Do I want to do this, or do I have to do this?

- 4 mins

The Balance Between Joy and Discipline: Finding Your Path

In recent months, I’ve been deeply contemplating the contrast between finding pleasure in what we do and maintaining discipline. The eternal question: Do I want to do this, or do I have to do this? Both aspects are crucial, yet there’s a fundamental difference between them.

My Journey

I’ve always considered myself a highly disciplined person. I’ve undertaken numerous projects, diving into the world of technology since 2013, when I was just 15-16 years old. From that point forward, I’ve been creating projects, working for companies, winning national competitions, and achieving results that, while not entirely satisfying, are certainly noteworthy. I’ve worked as a freelancer, completed various projects, and collaborated with companies I believed in.

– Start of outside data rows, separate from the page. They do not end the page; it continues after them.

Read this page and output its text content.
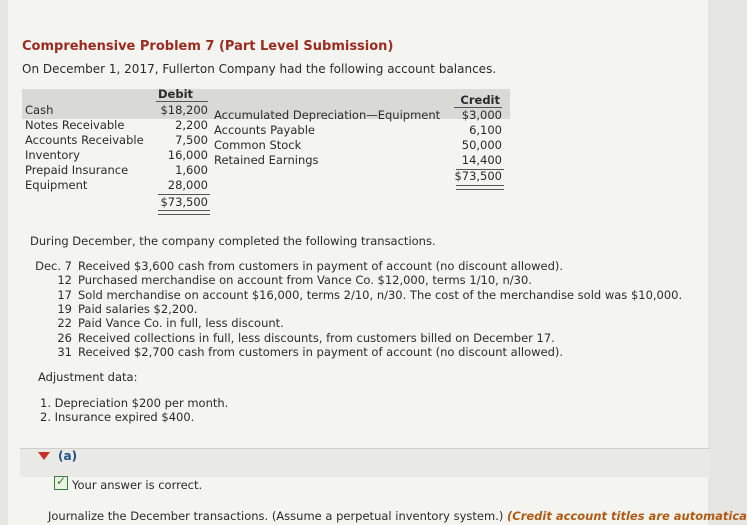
Comprehensive Problem 7 (Part Level Submission)
On December 1, 2017, Fullerton Company had the following account balances.
Debit	Credit
Cash
Notes Receivable
Accounts Receivable
Inventory
Prepaid Insurance
Equipment
$18,200
2,200
7,500
16,000
1,600
28,000
$73,500
Accumulated Depreciation—Equipment
Accounts Payable
Common Stock
Retained Earnings
$3,000
6,100
50,000
14,400
$73,500
During December, the company completed the following transactions.
Dec. 7 Received $3,600 cash from customers in payment of account (no discount allowed).
12 Purchased merchandise on account from Vance Co. $12,000, terms 1/10, n/30.
17 Sold merchandise on account $16,000, terms 2/10, n/30. The cost of the merchandise sold was $10,000.
19 Paid salaries $2,200.
22 Paid Vance Co. in full, less discount.
26 Received collections in full, less discounts, from customers billed on December 17.
31 Received $2,700 cash from customers in payment of account (no discount allowed).
Adjustment data:
1. Depreciation $200 per month.
2. Insurance expired $400.
(a)
✓
Your answer is correct.
Journalize the December transactions. (Assume a perpetual inventory system.) (Credit account titles are automatica
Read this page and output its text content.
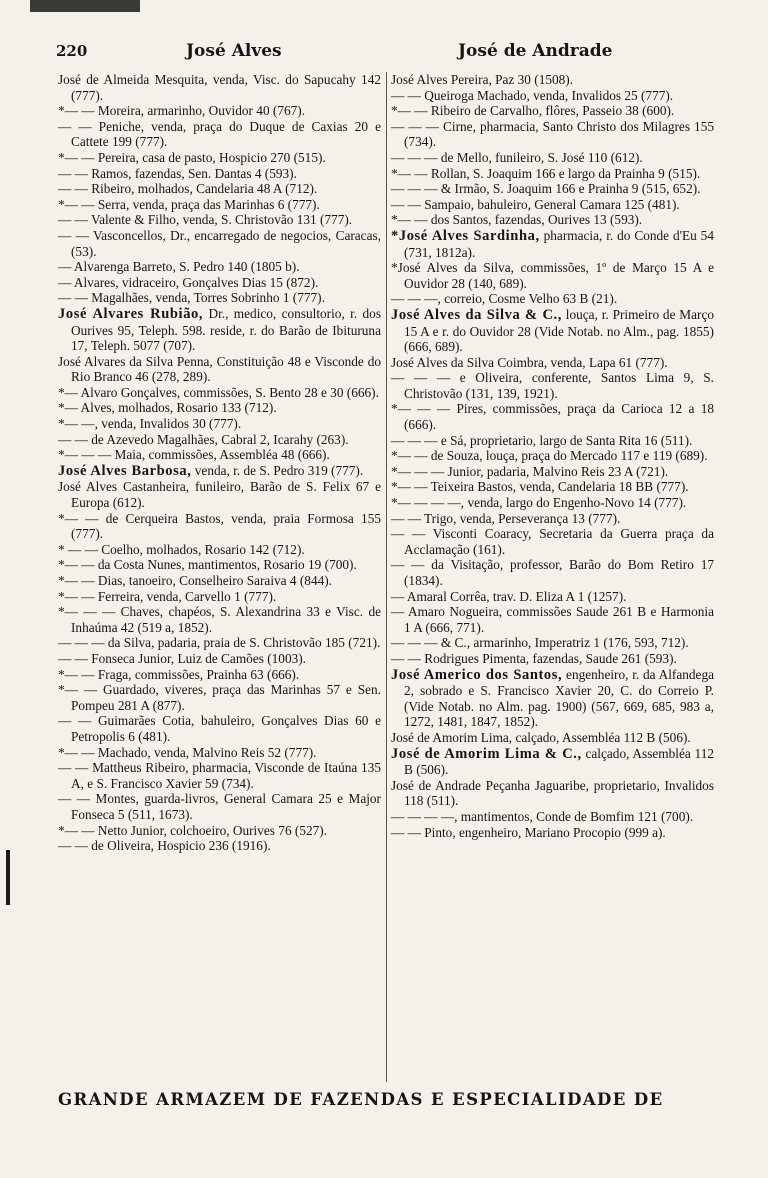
220	José Alves	José de Andrade

José de Almeida Mesquita, venda, Visc. do Sapucahy 142 (777).

*— — Moreira, armarinho, Ouvidor 40 (767).

— — Peniche, venda, praça do Duque de Caxias 20 e Cattete 199 (777).

*— — Pereira, casa de pasto, Hospicio 270 (515).

— — Ramos, fazendas, Sen. Dantas 4 (593).

— — Ribeiro, molhados, Candelaria 48 A (712).

*— — Serra, venda, praça das Marinhas 6 (777).

— — Valente & Filho, venda, S. Christovão 131 (777).

— — Vasconcellos, Dr., encarregado de negocios, Caracas, (53).

— Alvarenga Barreto, S. Pedro 140 (1805 b).

— Alvares, vidraceiro, Gonçalves Dias 15 (872).

— — Magalhães, venda, Torres Sobrinho 1 (777).

José Alvares Rubião, Dr., medico, consultorio, r. dos Ourives 95, Teleph. 598. reside, r. do Barão de Ibituruna 17, Teleph. 5077 (707).

José Alvares da Silva Penna, Constituição 48 e Visconde do Rio Branco 46 (278, 289).

*— Alvaro Gonçalves, commissões, S. Bento 28 e 30 (666).

*— Alves, molhados, Rosario 133 (712).

*— —, venda, Invalidos 30 (777).

— — de Azevedo Magalhães, Cabral 2, Icarahy (263).

*— — — Maia, commissões, Assembléa 48 (666).

José Alves Barbosa, venda, r. de S. Pedro 319 (777).

José Alves Castanheira, funileiro, Barão de S. Felix 67 e Europa (612).

*— — de Cerqueira Bastos, venda, praia Formosa 155 (777).

* — — Coelho, molhados, Rosario 142 (712).

*— — da Costa Nunes, mantimentos, Rosario 19 (700).

*— — Dias, tanoeiro, Conselheiro Saraiva 4 (844).

*— — Ferreira, venda, Carvello 1 (777).

*— — — Chaves, chapéos, S. Alexandrina 33 e Visc. de Inhaúma 42 (519 a, 1852).

— — — da Silva, padaria, praia de S. Christovão 185 (721).

— — Fonseca Junior, Luiz de Camões (1003).

*— — Fraga, commissões, Prainha 63 (666).

*— — Guardado, viveres, praça das Marinhas 57 e Sen. Pompeu 281 A (877).

— — Guimarães Cotia, bahuleiro, Gonçalves Dias 60 e Petropolis 6 (481).

*— — Machado, venda, Malvino Reis 52 (777).

— — Mattheus Ribeiro, pharmacia, Visconde de Itaúna 135 A, e S. Francisco Xavier 59 (734).

— — Montes, guarda-livros, General Camara 25 e Major Fonseca 5 (511, 1673).

*— — Netto Junior, colchoeiro, Ourives 76 (527).

— — de Oliveira, Hospicio 236 (1916).

José Alves Pereira, Paz 30 (1508).

— — Queiroga Machado, venda, Invalidos 25 (777).

*— — Ribeiro de Carvalho, flôres, Passeio 38 (600).

— — — Cirne, pharmacia, Santo Christo dos Milagres 155 (734).

— — — de Mello, funileiro, S. José 110 (612).

*— — Rollan, S. Joaquim 166 e largo da Prainha 9 (515).

— — — & Irmão, S. Joaquim 166 e Prainha 9 (515, 652).

— — Sampaio, bahuleiro, General Camara 125 (481).

*— — dos Santos, fazendas, Ourives 13 (593).

*José Alves Sardinha, pharmacia, r. do Conde d'Eu 54 (731, 1812a).

*José Alves da Silva, commissões, 1º de Março 15 A e Ouvidor 28 (140, 689).

— — —, correio, Cosme Velho 63 B (21).

José Alves da Silva & C., louça, r. Primeiro de Março 15 A e r. do Ouvidor 28 (Vide Notab. no Alm., pag. 1855) (666, 689).

José Alves da Silva Coimbra, venda, Lapa 61 (777).

— — — e Oliveira, conferente, Santos Lima 9, S. Christovão (131, 139, 1921).

*— — — Pires, commissões, praça da Carioca 12 a 18 (666).

— — — e Sá, proprietario, largo de Santa Rita 16 (511).

*— — de Souza, louça, praça do Mercado 117 e 119 (689).

*— — — Junior, padaria, Malvino Reis 23 A (721).

*— — Teixeira Bastos, venda, Candelaria 18 BB (777).

*— — — —, venda, largo do Engenho-Novo 14 (777).

— — Trigo, venda, Perseverança 13 (777).

— — Visconti Coaracy, Secretaria da Guerra praça da Acclamação (161).

— — da Visitação, professor, Barão do Bom Retiro 17 (1834).

— Amaral Corrêa, trav. D. Eliza A 1 (1257).

— Amaro Nogueira, commissões Saude 261 B e Harmonia 1 A (666, 771).

— — — & C., armarinho, Imperatriz 1 (176, 593, 712).

— — Rodrigues Pimenta, fazendas, Saude 261 (593).

José Americo dos Santos, engenheiro, r. da Alfandega 2, sobrado e S. Francisco Xavier 20, C. do Correio P. (Vide Notab. no Alm. pag. 1900) (567, 669, 685, 983 a, 1272, 1481, 1847, 1852).

José de Amorim Lima, calçado, Assembléa 112 B (506).

José de Amorim Lima & C., calçado, Assembléa 112 B (506).

José de Andrade Peçanha Jaguaribe, proprietario, Invalidos 118 (511).

— — — —, mantimentos, Conde de Bomfim 121 (700).

— — Pinto, engenheiro, Mariano Procopio (999 a).

GRANDE ARMAZEM DE FAZENDAS E ESPECIALIDADE DE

All of this started with a genuine passion. Technology has always been my path. From a young age, my father suggested I try programming, and when I did, I immediately fell in love with it. The ability to build something - whether it was my first HTML/CSS website about Pokémon (my passion at age 11) or more complex projects - was always driven by the simple fact that I enjoyed it.

The Role of Discipline

Then, for reasons I’m still exploring, discipline entered the picture. And it’s important that it did, because life isn’t linear. Not every day will you be excited to do what you love. It’s like sports - you might love the game, but some days you don’t feel like training. You’re tired, in a bad mood, or angry about something, but you still have to do it. Therefore, both elements are essential, and neither should dominate completely.

The Obsession Trap

Recently, I’ve been reflecting on this balance and realized that in many areas of my life, discipline had become the only driving force - a strong, almost obsessive discipline. I was chasing results, sometimes at the cost of my well-being. The indie hacking is a fascinating field, but there’s one thing they don’t tell you (or that you don’t listen to when they do): it takes patience.

A Recent Project

I recently started a project with a friend called EasyPapiro (which I mentioned in this blog a month and a half ago). It seemed like one of those overnight success stories we all hear about - a sensible idea in a niche market with little competition and room for innovation. I thought, “We’ll create this project, and it’ll be an overnight success.” But that success hasn’t come yet, and that’s normal. In this world, you need patience, which, for me, conflicts with obsessive discipline.

The Cost of Obsessive Discipline

My obsessive discipline became a sacrifice - putting aside other aspects of my life for immediate results. When those results don’t come, it creates endless anxiety, stress, and pressure that can compromise other parts of your life.

A New Perspective

Recently, I had a conversation with a friend working on a project. When I asked what he wanted from life, he said, “Apart from success with projects, I want exactly the freedom I have now. I’m starting to appreciate it because I’m doing things I genuinely love, and while these things might lead somewhere in the future, I’m already enjoying what I want my life to be.”

This was eye-opening. For a significant part of my journey, I’ve been living in the future. “In the future, everything will be better. In the future, this project will explode positively. In the future, I’ll have lots of money and solve all other problems.” I’m starting to believe this isn’t how it works. When they say it’s about the journey, they’re right. If you’re in “grind mode” - super disciplined and obsessive - you’re not enjoying the journey, and you’re not really getting anything out of it.

Moving Forward

This post serves as a declaration: I want to start enjoying things again. I’ve begun to slow down to see if what I’m doing truly brings me joy or if I only like it because it might lead to a life-changing result. I’m tired of “eating shit” just because I want a result. Instead, I want to do beautiful things - things that, even if I don’t particularly feel like doing them, won’t torture me or stress me out just because they’re important for a result.

I want my projects to be creative outlets, perhaps for certain moods. A place of happiness and escape. This is what I want my future to be: a balance between creativity and discipline, between the joy of doing something and the commitment to do it well and see it through to completion.

An harmony between pleasure, commitment, and success - when possible.

Luigi Donadel

Luigi Donadel

Senior Software Engineer and Entrepreneur. Building stuff.